Sebab, dari hasil pembacaan itu kita sebagai umat islam dapat mengetahui akan
bagaimana perkembangan islam di indonesia setelah islam mengalami beberapa fase
perubahan dari waktu ke waktu.
Kalau kita mau
mengamati secara mendalam akan perkembangan islam di indonesia maka kita harus
mengamati mulai dari islam masuk, penyebaran, pengamalan, perkembangan, dan
kondisi yang sekarang kita alami di indonesia. Sebab, peristiwa sejarah
merupakan problematika yang meliputi dimensi waktu masa lampau, sekarang dan
masa yang akan dating.[1]
Dalam makalah ini kita
hanya membatasi pada keadaan islam di masa sekarang (kontemporer). Namun, tetap
akan dipaparkan alur sejarahnya secara singkat. Demi mengetahui
historisitasnya. Sebab, dalam perjalanannya islam di indonesia banyak sekali
mangalami akulturasi dan ikut berperan dalam perubahan keadaan Indonesia.
B. Pokok Bahasan
- Bagaimana Asal Usul Perkembangan Islam Pada Masa Modern dan Kontemporer?

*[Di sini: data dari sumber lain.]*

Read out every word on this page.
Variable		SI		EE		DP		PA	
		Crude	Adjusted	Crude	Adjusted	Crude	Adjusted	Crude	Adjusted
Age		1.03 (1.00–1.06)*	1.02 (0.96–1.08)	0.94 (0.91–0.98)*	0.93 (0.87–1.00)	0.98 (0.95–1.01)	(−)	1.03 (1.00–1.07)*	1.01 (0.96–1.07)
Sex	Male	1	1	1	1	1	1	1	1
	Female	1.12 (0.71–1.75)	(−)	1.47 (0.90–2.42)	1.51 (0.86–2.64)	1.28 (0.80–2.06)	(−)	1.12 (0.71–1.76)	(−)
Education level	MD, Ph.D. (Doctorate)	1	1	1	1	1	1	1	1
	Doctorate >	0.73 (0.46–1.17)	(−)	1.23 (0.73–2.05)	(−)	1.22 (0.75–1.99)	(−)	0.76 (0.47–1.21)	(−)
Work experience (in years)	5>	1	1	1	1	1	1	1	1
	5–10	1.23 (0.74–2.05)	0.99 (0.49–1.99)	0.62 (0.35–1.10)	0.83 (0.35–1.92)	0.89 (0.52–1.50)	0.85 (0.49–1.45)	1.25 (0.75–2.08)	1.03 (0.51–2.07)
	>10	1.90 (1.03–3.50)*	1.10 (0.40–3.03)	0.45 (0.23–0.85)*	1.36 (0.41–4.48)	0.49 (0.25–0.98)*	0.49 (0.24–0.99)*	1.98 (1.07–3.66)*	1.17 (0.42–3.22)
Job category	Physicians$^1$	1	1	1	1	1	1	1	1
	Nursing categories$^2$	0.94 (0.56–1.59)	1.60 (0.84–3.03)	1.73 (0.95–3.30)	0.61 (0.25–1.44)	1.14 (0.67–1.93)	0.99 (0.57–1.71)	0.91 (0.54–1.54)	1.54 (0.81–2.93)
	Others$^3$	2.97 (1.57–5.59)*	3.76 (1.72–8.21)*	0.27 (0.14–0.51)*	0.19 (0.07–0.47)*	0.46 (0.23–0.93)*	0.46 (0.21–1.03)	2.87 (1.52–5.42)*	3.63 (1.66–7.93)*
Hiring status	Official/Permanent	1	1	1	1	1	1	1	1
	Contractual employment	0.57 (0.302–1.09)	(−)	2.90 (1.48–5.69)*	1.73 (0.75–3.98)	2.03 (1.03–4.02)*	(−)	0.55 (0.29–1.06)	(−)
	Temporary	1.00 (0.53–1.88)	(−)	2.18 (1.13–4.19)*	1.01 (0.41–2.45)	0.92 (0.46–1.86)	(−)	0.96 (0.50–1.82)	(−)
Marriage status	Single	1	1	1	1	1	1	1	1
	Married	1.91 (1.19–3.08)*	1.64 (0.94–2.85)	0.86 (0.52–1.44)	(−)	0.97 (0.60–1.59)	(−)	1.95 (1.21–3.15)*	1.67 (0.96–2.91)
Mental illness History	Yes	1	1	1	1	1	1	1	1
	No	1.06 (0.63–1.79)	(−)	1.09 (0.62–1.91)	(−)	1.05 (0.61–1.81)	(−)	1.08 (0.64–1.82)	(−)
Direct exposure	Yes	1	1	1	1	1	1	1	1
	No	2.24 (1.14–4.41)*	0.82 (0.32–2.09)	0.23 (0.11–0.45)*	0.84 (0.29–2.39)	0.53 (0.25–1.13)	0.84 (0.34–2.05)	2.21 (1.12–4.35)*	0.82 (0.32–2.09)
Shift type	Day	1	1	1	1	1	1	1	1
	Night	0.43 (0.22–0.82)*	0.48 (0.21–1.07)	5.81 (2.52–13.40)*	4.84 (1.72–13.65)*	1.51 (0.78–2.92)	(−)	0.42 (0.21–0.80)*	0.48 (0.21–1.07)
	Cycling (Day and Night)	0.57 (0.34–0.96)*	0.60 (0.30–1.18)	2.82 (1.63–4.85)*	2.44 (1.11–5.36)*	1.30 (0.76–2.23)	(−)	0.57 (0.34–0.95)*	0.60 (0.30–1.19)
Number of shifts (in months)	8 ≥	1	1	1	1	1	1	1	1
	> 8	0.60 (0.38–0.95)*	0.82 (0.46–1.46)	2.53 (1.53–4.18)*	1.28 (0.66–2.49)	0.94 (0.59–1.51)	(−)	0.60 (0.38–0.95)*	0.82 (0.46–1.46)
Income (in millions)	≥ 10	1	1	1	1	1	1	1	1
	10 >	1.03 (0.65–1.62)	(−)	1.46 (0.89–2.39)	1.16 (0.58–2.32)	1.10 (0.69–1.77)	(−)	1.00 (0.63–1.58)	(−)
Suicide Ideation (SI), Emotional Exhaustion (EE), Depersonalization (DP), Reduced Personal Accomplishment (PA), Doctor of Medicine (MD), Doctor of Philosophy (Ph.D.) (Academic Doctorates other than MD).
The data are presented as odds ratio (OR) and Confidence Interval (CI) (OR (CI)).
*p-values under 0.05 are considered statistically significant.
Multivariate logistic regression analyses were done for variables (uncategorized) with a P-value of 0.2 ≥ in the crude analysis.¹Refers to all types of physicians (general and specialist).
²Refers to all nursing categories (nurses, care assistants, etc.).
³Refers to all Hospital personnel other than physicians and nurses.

- Bagaimana Perjuangan Umat Islam dalam Memperjuang Kemerdekaan Bangsa Indonesia
- Bagaimana perjalanan peta politik Indonesia?
BAB II
PEMBAHASAN
A. Asal Usul dan Perkembangannya
Pembaharuan
dalam Islam atau gerakan modern dalam Islam merupakan jawaban yang ditujukan
terhadap krisis yang dihadapi umat Islam pada masanya. Kemunduran progresif
Kerajaan Utsmani yang merupakan pemangku khilafah Islam, setelah abad ketujuh
belas, telah melahirkan kebangkitan Islam di kalangan warga Arab di pinggiran
imperium itu. Yang terpenting di antaranya adalah gerakan Wahabi, sebuah
gerakan reformis puritanis (Salafiah). Gerakan ini merupakan sarana yang
menyiapkan jembatan kea rah pembaruan Islam ke-20 yang lebih bersifat
intelektual.[2]
Katalisator
terkenal gerakan pembaruan in adalah Jamaluddin Al-Afgani (1897). Ia
mengajarkan solidaritas Pan Islam dan pertahanan terhadap imperialisme Eropa,
dengan kembali kepada Islam dalam suasana yang secara ilmiah dimodernisasi.[3]
Gerakan
yang lahir di Timur Tengah itu telah memberikan pengaruh besar kepada gerakan
kebangkitan Islam di Indonesia. Bermula dari pembaruan pemikiran pendidikan
Islam di Minangkabau, yang disusul oleh pembaruan pendidikan yang dilakukan
oleh masyarakat Arab di Indonesia, kebangkitan Islam semakin berkembang
membentuk organisasi-organisasi social semakin berkembang membentuk
organisasi-organisasi social keagamaan, seperti Sarekat Dagang Islam (SDI) di
Bogor (1909) dan Solo (1911), Persyarikatan Ulma di Majalengka. Jawa Barat
(1911), Muhammdiyah di Yogyakarta (1912), Persatuan Islam (Persis) di Bandung
(1920-an), Nahdlatul Ulama (NU) di Surabaya (1926), dan Persatuan Tarbiyah
Islamiyah (Perti) di Candung Bukittinggi (1930) dan partai-partai politik,
seperti Sarekat Islam (SI) yang merupakan kelanjutan SDI, Persatuan Muslimin
Indonesia (Permi) di Padang Panjang (1932) yang merupakan kelanjutan, dan
perluasan dari organisasi pendidikan Thawalib, dan Partai Islam Indonesia (PII)
pada tahun 1938.[4]
B. Perjuangan Kemerdekaan Umat
Islam
- Masa kolonial Belanda
Pada
dasarnya gerakan Islam bertujuan kepada tegaknya agama Islam di muka bumi agar
kedamaian dan kesejahteraan bagi umat Islam terwujud. Banyak ideologi atau
paham yamng melandasi gerakan ini. Ada yang bersifat fillah dan sabilillah.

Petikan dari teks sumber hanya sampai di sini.